Only nine years later, in 1494, did his successor, Henry VII, cause a tomb to be erected over his grave at the Greyfriars church in Leicester – and then only because it served Henry’s own interests that it be publicly known that Richard III had been a true King, and not a usurper of the throne.
I can throroughly recommend Ashdown-Hill’s book; if you love history I believe you too will be fascinated by his methodology, as a historian and genealogist, as he teases out the trustworthy from the untrustworthy, the probable from the unlikely, evaluating the different grades and types of evidence and the quality of witnesses and testimonies against each other.
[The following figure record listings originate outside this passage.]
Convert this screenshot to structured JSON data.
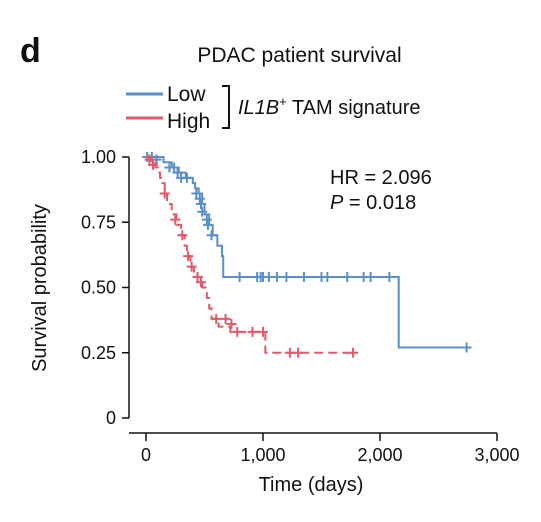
{
  "panel_label": "d",
  "chart_data": {
    "type": "line",
    "title": "PDAC patient survival",
    "xlabel": "Time (days)",
    "ylabel": "Survival probability",
    "xlim": [
      -80,
      3000
    ],
    "ylim": [
      0,
      1
    ],
    "x_ticks": [
      0,
      1000,
      2000,
      3000
    ],
    "x_tick_labels": [
      "0",
      "1,000",
      "2,000",
      "3,000"
    ],
    "y_ticks": [
      0,
      0.25,
      0.5,
      0.75,
      1.0
    ],
    "y_tick_labels": [
      "0",
      "0.25",
      "0.50",
      "0.75",
      "1.00"
    ],
    "legend": {
      "position": "top-left",
      "group_label_italic": "IL1B",
      "group_label_sup": "+",
      "group_label_rest": " TAM signature"
    },
    "annotations": {
      "hr": "HR = 2.096",
      "p_italic": "P",
      "p_rest": " = 0.018"
    },
    "series": [
      {
        "name": "Low",
        "color": "#5b8fca",
        "dash": "solid",
        "steps": [
          [
            0,
            1.0
          ],
          [
            150,
            0.98
          ],
          [
            220,
            0.96
          ],
          [
            280,
            0.94
          ],
          [
            340,
            0.92
          ],
          [
            400,
            0.9
          ],
          [
            420,
            0.88
          ],
          [
            450,
            0.86
          ],
          [
            480,
            0.82
          ],
          [
            500,
            0.78
          ],
          [
            540,
            0.74
          ],
          [
            570,
            0.7
          ],
          [
            610,
            0.66
          ],
          [
            650,
            0.62
          ],
          [
            660,
            0.54
          ],
          [
            2150,
            0.54
          ],
          [
            2160,
            0.27
          ],
          [
            2740,
            0.27
          ]
        ],
        "censors": [
          [
            10,
            1.0
          ],
          [
            50,
            1.0
          ],
          [
            90,
            0.99
          ],
          [
            200,
            0.96
          ],
          [
            240,
            0.96
          ],
          [
            270,
            0.94
          ],
          [
            300,
            0.92
          ],
          [
            350,
            0.92
          ],
          [
            430,
            0.86
          ],
          [
            460,
            0.84
          ],
          [
            470,
            0.82
          ],
          [
            480,
            0.79
          ],
          [
            520,
            0.76
          ],
          [
            530,
            0.74
          ],
          [
            560,
            0.7
          ],
          [
            800,
            0.54
          ],
          [
            950,
            0.54
          ],
          [
            980,
            0.54
          ],
          [
            1000,
            0.54
          ],
          [
            1050,
            0.54
          ],
          [
            1120,
            0.54
          ],
          [
            1200,
            0.54
          ],
          [
            1350,
            0.54
          ],
          [
            1500,
            0.54
          ],
          [
            1550,
            0.54
          ],
          [
            1720,
            0.54
          ],
          [
            1860,
            0.54
          ],
          [
            1920,
            0.54
          ],
          [
            2080,
            0.54
          ],
          [
            2740,
            0.27
          ]
        ]
      },
      {
        "name": "High",
        "color": "#e05a6a",
        "dash": "dashed",
        "steps": [
          [
            0,
            1.0
          ],
          [
            40,
            0.98
          ],
          [
            80,
            0.96
          ],
          [
            100,
            0.94
          ],
          [
            120,
            0.92
          ],
          [
            140,
            0.9
          ],
          [
            160,
            0.86
          ],
          [
            180,
            0.82
          ],
          [
            220,
            0.78
          ],
          [
            260,
            0.74
          ],
          [
            300,
            0.7
          ],
          [
            330,
            0.66
          ],
          [
            350,
            0.62
          ],
          [
            380,
            0.58
          ],
          [
            410,
            0.56
          ],
          [
            440,
            0.54
          ],
          [
            480,
            0.5
          ],
          [
            520,
            0.46
          ],
          [
            540,
            0.42
          ],
          [
            560,
            0.38
          ],
          [
            620,
            0.35
          ],
          [
            720,
            0.33
          ],
          [
            1020,
            0.25
          ],
          [
            1800,
            0.25
          ]
        ],
        "censors": [
          [
            30,
            0.99
          ],
          [
            60,
            0.97
          ],
          [
            160,
            0.86
          ],
          [
            250,
            0.76
          ],
          [
            310,
            0.7
          ],
          [
            360,
            0.62
          ],
          [
            390,
            0.58
          ],
          [
            440,
            0.54
          ],
          [
            470,
            0.52
          ],
          [
            600,
            0.38
          ],
          [
            680,
            0.38
          ],
          [
            730,
            0.36
          ],
          [
            780,
            0.33
          ],
          [
            910,
            0.33
          ],
          [
            1000,
            0.33
          ],
          [
            1230,
            0.25
          ],
          [
            1300,
            0.25
          ],
          [
            1770,
            0.25
          ]
        ]
      }
    ]
  }
}
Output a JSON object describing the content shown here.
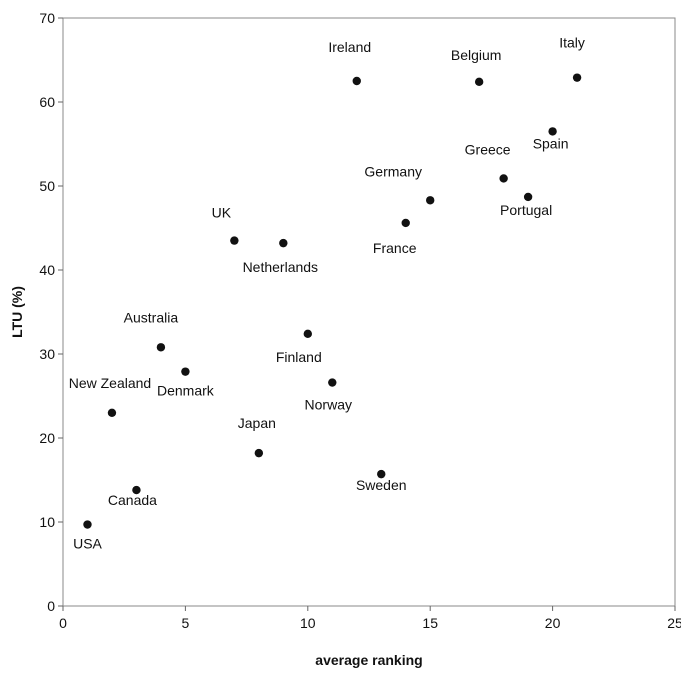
{
  "chart_data": {
    "type": "scatter",
    "title": "",
    "xlabel": "average ranking",
    "ylabel": "LTU (%)",
    "xlim": [
      0,
      25
    ],
    "ylim": [
      0,
      70
    ],
    "x_ticks": [
      "0",
      "5",
      "10",
      "15",
      "20",
      "25"
    ],
    "y_ticks": [
      "0",
      "10",
      "20",
      "30",
      "40",
      "50",
      "60",
      "70"
    ],
    "grid": false,
    "legend": "none",
    "marker_color": "#111111",
    "points": [
      {
        "label": "USA",
        "x": 1,
        "y": 9.7
      },
      {
        "label": "New Zealand",
        "x": 2,
        "y": 23
      },
      {
        "label": "Canada",
        "x": 3,
        "y": 13.8
      },
      {
        "label": "Australia",
        "x": 4,
        "y": 30.8
      },
      {
        "label": "Denmark",
        "x": 5,
        "y": 27.9
      },
      {
        "label": "UK",
        "x": 7,
        "y": 43.5
      },
      {
        "label": "Japan",
        "x": 8,
        "y": 18.2
      },
      {
        "label": "Netherlands",
        "x": 9,
        "y": 43.2
      },
      {
        "label": "Finland",
        "x": 10,
        "y": 32.4
      },
      {
        "label": "Norway",
        "x": 11,
        "y": 26.6
      },
      {
        "label": "Ireland",
        "x": 12,
        "y": 62.5
      },
      {
        "label": "Sweden",
        "x": 13,
        "y": 15.7
      },
      {
        "label": "France",
        "x": 14,
        "y": 45.6
      },
      {
        "label": "Germany",
        "x": 15,
        "y": 48.3
      },
      {
        "label": "Belgium",
        "x": 17,
        "y": 62.4
      },
      {
        "label": "Greece",
        "x": 18,
        "y": 50.9
      },
      {
        "label": "Portugal",
        "x": 19,
        "y": 48.7
      },
      {
        "label": "Spain",
        "x": 20,
        "y": 56.5
      },
      {
        "label": "Italy",
        "x": 21,
        "y": 62.9
      }
    ]
  }
}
You too may find cause to reflect, as I have done, on the fact that tales about historical figures can often be total fabrication, or embroidered, or half- or quarter-truths, and only rigorous painstaking historical research can correct them.
Me too, thanks for sharing! It is amazing to me just how much of history we are not taught or informed about. I will certainly consider this book for future reference.
Very interesting piece,and yes pre internet I believed mostly everything I was taught at school.But now the internet has opened my eyes and now I can,be it also carefully check facts and gain more knowledge.
Yes, Isa, I admit I use the internet a lot for my research, as I’m sure many do. Sadly though, the same dangers apply, as to all the stories told over the centuries about historical figures like Richard III. People can easily put false testimony on the internet too. We have to be discerning, and follow our instincts and trust our own doubts (that sounds like a contradiction in terms!). I think the value of books like John Ashdown-Hill’s is that he demonstrates every step he has taken, in carefully assessing all types of evidence and witness, and has weighed up different testimonies, and evaluated whether they are trustworthy or not. Having said that, I am about to do some internet research for an aspect of the plot in my new novel, & I’m having to ask myself whether I should rely on it or not, and whether I should really try to get the info firsthand (it’s about police procedure). Perhaps that will be the subject of another blog post!